# Time+Space : what now? My libraries lost?



## creativeforge (Apr 17, 2022)

Hi, maybe this has been addressed before? Time+Space libraries I bought, I can't access anymore via their website. What happens if we need to? I'd like to retrieve my serials and also a list of what I already bought (I don't always install right away).

Thanks!

Andre


----------



## StefanoM (Apr 17, 2022)

creativeforge said:


> Hi, maybe this has been addressed before? Time+Space libraries I bought, I can't access anymore via their website. What happens if we need to? I'd like to retrieve my serials and also a list of what I already bought (I don't always install right away).
> 
> Thanks!
> 
> Andre


About My Libraries, Etheras o Elements Bought on T+S, write to Zero-G, Zero-G guys will help you.

*[email protected] *


----------



## doctoremmet (Apr 17, 2022)

There is a dedicated thread about this Andre


----------



## doctoremmet (Apr 17, 2022)

Time+Space ceases trading (see page 4 of thread)
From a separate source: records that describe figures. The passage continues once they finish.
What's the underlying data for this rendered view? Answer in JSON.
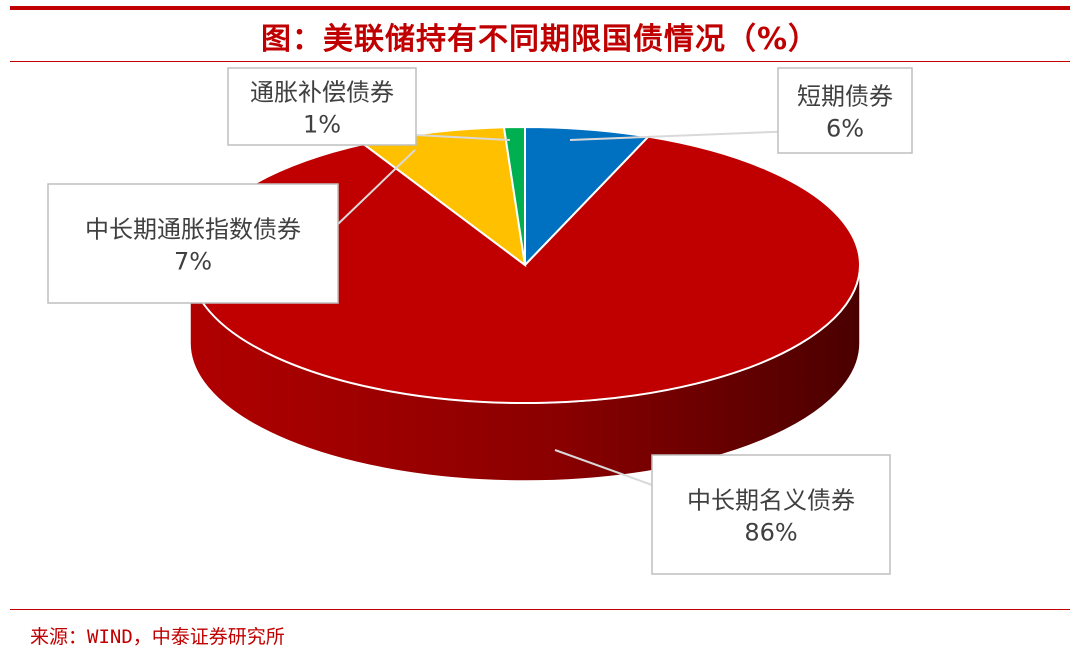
{
  "chart_data": {
    "type": "pie",
    "title": "图：美联储持有不同期限国债情况（%）",
    "categories": [
      "短期债券",
      "中长期名义债券",
      "中长期通胀指数债券",
      "通胀补偿债券"
    ],
    "values": [
      6,
      86,
      7,
      1
    ],
    "value_labels": [
      "6%",
      "86%",
      "7%",
      "1%"
    ],
    "colors": [
      "#0070c0",
      "#c00000",
      "#ffc000",
      "#00b050"
    ],
    "three_d": true,
    "legend": "none"
  },
  "source": "来源：WIND，中泰证券研究所"
}
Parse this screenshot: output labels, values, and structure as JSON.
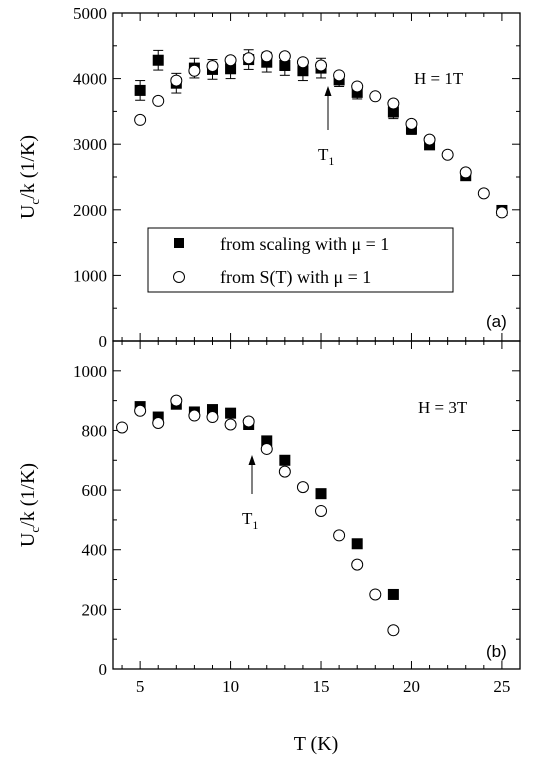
{
  "chart_data": [
    {
      "panel": "(a)",
      "type": "scatter",
      "annotation": "H = 1T",
      "arrow_label": "T",
      "arrow_label_sub": "1",
      "arrow_at_x": 15,
      "xlabel": "",
      "ylabel_main": "U",
      "ylabel_sub": "c",
      "ylabel_rest": "/k (1/K)",
      "xlim": [
        3.5,
        26
      ],
      "ylim": [
        0,
        5000
      ],
      "yticks": [
        0,
        1000,
        2000,
        3000,
        4000,
        5000
      ],
      "legend": {
        "placement": "center-left",
        "entries": [
          {
            "marker": "filled-square",
            "label": "from scaling  with μ = 1"
          },
          {
            "marker": "open-circle",
            "label": "from S(T)  with  μ = 1"
          }
        ]
      },
      "series": [
        {
          "marker": "filled-square",
          "error_bars": true,
          "x": [
            5,
            6,
            7,
            8,
            9,
            10,
            11,
            12,
            13,
            14,
            15,
            16,
            17,
            19,
            20,
            21,
            23,
            25
          ],
          "y": [
            3820,
            4280,
            3930,
            4160,
            4140,
            4150,
            4290,
            4250,
            4200,
            4120,
            4160,
            3980,
            3790,
            3490,
            3230,
            2990,
            2520,
            1990
          ],
          "err": [
            150,
            150,
            150,
            150,
            150,
            150,
            150,
            150,
            150,
            150,
            150,
            100,
            100,
            100,
            80,
            60,
            60,
            60
          ]
        },
        {
          "marker": "open-circle",
          "x": [
            5,
            6,
            7,
            8,
            9,
            10,
            11,
            12,
            13,
            14,
            15,
            16,
            17,
            18,
            19,
            20,
            21,
            22,
            23,
            24,
            25
          ],
          "y": [
            3370,
            3660,
            3970,
            4120,
            4190,
            4280,
            4310,
            4340,
            4340,
            4250,
            4200,
            4050,
            3880,
            3730,
            3620,
            3310,
            3070,
            2840,
            2570,
            2250,
            1960
          ]
        }
      ]
    },
    {
      "panel": "(b)",
      "type": "scatter",
      "annotation": "H = 3T",
      "arrow_label": "T",
      "arrow_label_sub": "1",
      "arrow_at_x": 11.7,
      "xlabel": "T (K)",
      "ylabel_main": "U",
      "ylabel_sub": "c",
      "ylabel_rest": "/k (1/K)",
      "xlim": [
        3.5,
        26
      ],
      "ylim": [
        0,
        1100
      ],
      "xticks": [
        5,
        10,
        15,
        20,
        25
      ],
      "yticks": [
        0,
        200,
        400,
        600,
        800,
        1000
      ],
      "series": [
        {
          "marker": "filled-square",
          "x": [
            5,
            6,
            7,
            8,
            9,
            10,
            11,
            12,
            13,
            15,
            17,
            19
          ],
          "y": [
            880,
            845,
            888,
            862,
            870,
            858,
            820,
            765,
            700,
            588,
            420,
            250
          ]
        },
        {
          "marker": "open-circle",
          "x": [
            4,
            5,
            6,
            7,
            8,
            9,
            10,
            11,
            12,
            13,
            14,
            15,
            16,
            17,
            18,
            19
          ],
          "y": [
            810,
            866,
            825,
            900,
            850,
            845,
            820,
            830,
            738,
            662,
            610,
            530,
            448,
            350,
            250,
            130
          ]
        }
      ]
    }
  ]
}
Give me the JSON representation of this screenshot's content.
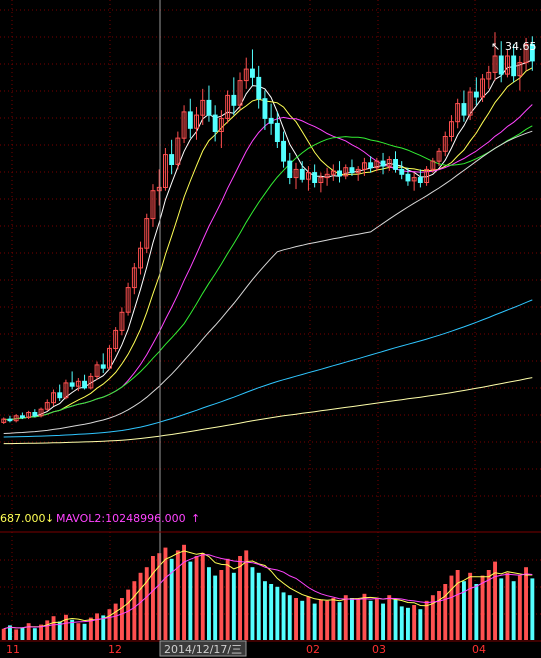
{
  "colors": {
    "background": "#000000",
    "up_candle": "#ff5050",
    "down_candle": "#54ffff",
    "grid": "#7a0000",
    "axis_text": "#ff3030",
    "ma5": "#ffffff",
    "ma10": "#ffff55",
    "ma20": "#ff44ff",
    "ma30": "#33ee33",
    "ma60": "#d8d8d8",
    "ma120": "#2fc6ff",
    "ma250": "#ffffaa",
    "vol_up": "#ff5050",
    "vol_down": "#54ffff",
    "crosshair": "#9a9a9a",
    "status_yellow": "#ffff55",
    "status_magenta": "#ff44ff"
  },
  "volume_status": {
    "mavol1_value": "687.000",
    "mavol1_arrow": "↓",
    "mavol2_text": "MAVOL2:10248996.000",
    "mavol2_arrow": "↑"
  },
  "crosshair_date_label": "2014/12/17/三",
  "annotations": {
    "max_price_label": "34.65"
  },
  "chart_data": [
    {
      "type": "candlestick",
      "title": "",
      "x_tick_labels": [
        "11",
        "12",
        "02",
        "03",
        "04"
      ],
      "price_max_marker": 34.65,
      "moving_averages": [
        "MA5",
        "MA10",
        "MA20",
        "MA30",
        "MA60",
        "MA120",
        "MA250"
      ],
      "grid": true,
      "candles_ohlc": [
        [
          10.9,
          11.2,
          10.8,
          11.1
        ],
        [
          11.1,
          11.3,
          10.9,
          11.0
        ],
        [
          11.0,
          11.4,
          10.9,
          11.3
        ],
        [
          11.3,
          11.5,
          11.1,
          11.2
        ],
        [
          11.2,
          11.6,
          11.1,
          11.5
        ],
        [
          11.5,
          11.7,
          11.2,
          11.3
        ],
        [
          11.3,
          11.8,
          11.2,
          11.7
        ],
        [
          11.7,
          12.3,
          11.6,
          12.1
        ],
        [
          12.1,
          12.9,
          11.9,
          12.7
        ],
        [
          12.7,
          13.2,
          12.2,
          12.4
        ],
        [
          12.4,
          13.5,
          12.3,
          13.3
        ],
        [
          13.3,
          14.0,
          12.9,
          13.1
        ],
        [
          13.1,
          13.6,
          12.8,
          13.4
        ],
        [
          13.4,
          13.8,
          12.9,
          13.0
        ],
        [
          13.0,
          13.9,
          12.9,
          13.7
        ],
        [
          13.7,
          14.6,
          13.5,
          14.4
        ],
        [
          14.4,
          15.1,
          13.9,
          14.2
        ],
        [
          14.2,
          15.6,
          14.1,
          15.4
        ],
        [
          15.4,
          16.7,
          15.2,
          16.5
        ],
        [
          16.5,
          17.9,
          16.2,
          17.6
        ],
        [
          17.6,
          19.4,
          17.4,
          19.1
        ],
        [
          19.1,
          20.6,
          18.7,
          20.3
        ],
        [
          20.3,
          21.9,
          19.9,
          21.5
        ],
        [
          21.5,
          23.6,
          21.2,
          23.3
        ],
        [
          23.3,
          25.4,
          22.8,
          25.0
        ],
        [
          25.0,
          26.3,
          24.1,
          25.2
        ],
        [
          25.2,
          27.6,
          25.0,
          27.2
        ],
        [
          27.2,
          28.1,
          26.0,
          26.6
        ],
        [
          26.6,
          28.6,
          26.3,
          28.2
        ],
        [
          28.2,
          30.2,
          27.9,
          29.8
        ],
        [
          29.8,
          30.6,
          28.2,
          28.8
        ],
        [
          28.8,
          30.1,
          28.1,
          29.6
        ],
        [
          29.6,
          31.2,
          29.0,
          30.5
        ],
        [
          30.5,
          31.4,
          29.2,
          29.6
        ],
        [
          29.6,
          30.2,
          28.0,
          28.6
        ],
        [
          28.6,
          29.9,
          27.6,
          29.4
        ],
        [
          29.4,
          31.1,
          29.1,
          30.8
        ],
        [
          30.8,
          31.9,
          29.6,
          30.2
        ],
        [
          30.2,
          32.2,
          29.9,
          31.7
        ],
        [
          31.7,
          33.1,
          31.2,
          32.4
        ],
        [
          32.4,
          33.6,
          31.4,
          31.9
        ],
        [
          31.9,
          32.6,
          30.0,
          30.6
        ],
        [
          30.6,
          31.1,
          28.7,
          29.4
        ],
        [
          29.4,
          30.3,
          28.4,
          29.1
        ],
        [
          29.1,
          29.8,
          27.6,
          28.0
        ],
        [
          28.0,
          28.6,
          26.4,
          26.8
        ],
        [
          26.8,
          27.3,
          25.4,
          25.8
        ],
        [
          25.8,
          26.7,
          25.1,
          26.3
        ],
        [
          26.3,
          26.8,
          25.5,
          25.7
        ],
        [
          25.7,
          26.5,
          25.0,
          26.1
        ],
        [
          26.1,
          26.6,
          25.2,
          25.5
        ],
        [
          25.5,
          26.1,
          24.9,
          25.8
        ],
        [
          25.8,
          26.4,
          25.3,
          26.0
        ],
        [
          26.0,
          26.6,
          25.6,
          26.2
        ],
        [
          26.2,
          26.8,
          25.5,
          25.9
        ],
        [
          25.9,
          26.6,
          25.7,
          26.4
        ],
        [
          26.4,
          26.9,
          25.9,
          26.1
        ],
        [
          26.1,
          26.5,
          25.6,
          26.3
        ],
        [
          26.3,
          27.0,
          25.9,
          26.7
        ],
        [
          26.7,
          27.1,
          26.1,
          26.4
        ],
        [
          26.4,
          27.0,
          26.2,
          26.8
        ],
        [
          26.8,
          27.3,
          26.0,
          26.5
        ],
        [
          26.5,
          27.1,
          26.2,
          26.9
        ],
        [
          26.9,
          27.4,
          26.1,
          26.3
        ],
        [
          26.3,
          26.8,
          25.7,
          26.0
        ],
        [
          26.0,
          26.4,
          25.3,
          25.6
        ],
        [
          25.6,
          26.1,
          25.0,
          25.8
        ],
        [
          25.8,
          26.3,
          25.2,
          25.5
        ],
        [
          25.5,
          26.5,
          25.3,
          26.3
        ],
        [
          26.3,
          27.0,
          26.1,
          26.8
        ],
        [
          26.8,
          27.6,
          26.5,
          27.4
        ],
        [
          27.4,
          28.6,
          27.1,
          28.3
        ],
        [
          28.3,
          29.6,
          28.0,
          29.2
        ],
        [
          29.2,
          30.6,
          28.8,
          30.3
        ],
        [
          30.3,
          31.1,
          29.2,
          29.6
        ],
        [
          29.6,
          31.3,
          29.3,
          31.0
        ],
        [
          31.0,
          31.9,
          30.2,
          30.7
        ],
        [
          30.7,
          32.1,
          30.4,
          31.8
        ],
        [
          31.8,
          32.6,
          31.2,
          32.2
        ],
        [
          32.2,
          34.65,
          31.7,
          33.2
        ],
        [
          33.2,
          34.1,
          31.6,
          32.1
        ],
        [
          32.1,
          33.6,
          31.9,
          33.2
        ],
        [
          33.2,
          33.9,
          31.6,
          32.0
        ],
        [
          32.0,
          33.2,
          31.1,
          32.8
        ],
        [
          32.8,
          34.3,
          32.3,
          33.9
        ],
        [
          33.9,
          34.4,
          32.3,
          32.9
        ]
      ],
      "volumes": [
        40,
        52,
        38,
        45,
        60,
        42,
        55,
        70,
        85,
        66,
        90,
        72,
        60,
        58,
        80,
        95,
        88,
        110,
        130,
        150,
        180,
        210,
        240,
        260,
        300,
        310,
        330,
        290,
        320,
        340,
        280,
        300,
        310,
        260,
        230,
        250,
        290,
        240,
        300,
        320,
        260,
        240,
        210,
        200,
        190,
        170,
        160,
        150,
        140,
        155,
        130,
        145,
        140,
        150,
        135,
        160,
        150,
        145,
        165,
        140,
        150,
        130,
        160,
        145,
        120,
        115,
        125,
        110,
        140,
        160,
        175,
        200,
        230,
        250,
        210,
        240,
        200,
        230,
        250,
        280,
        220,
        240,
        210,
        230,
        260,
        220
      ]
    }
  ]
}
www.timespace.com It's been down for maintenance since at least Saturday (and it's now Tuesday). That's quite a while, any idea when it will be back up? @Time+Space




vi-control.net


----------



## creativeforge (Apr 17, 2022)

doctoremmet said:


> Time+Space ceases trading (see page 4 of thread)
> 
> 
> www.timespace.com It's been down for maintenance since at least Saturday (and it's now Tuesday). That's quite a while, any idea when it will be back up? @Time+Space
> ...


thank you Doc!


----------



## creativeforge (Apr 17, 2022)

StefanoM said:


> About My Libraries, Etheras o Elements Bought on T+S, write to Zero-G, Zero-G guys will help you.
> 
> *[email protected] *


Will do, Stephanos.  Thanks!


----------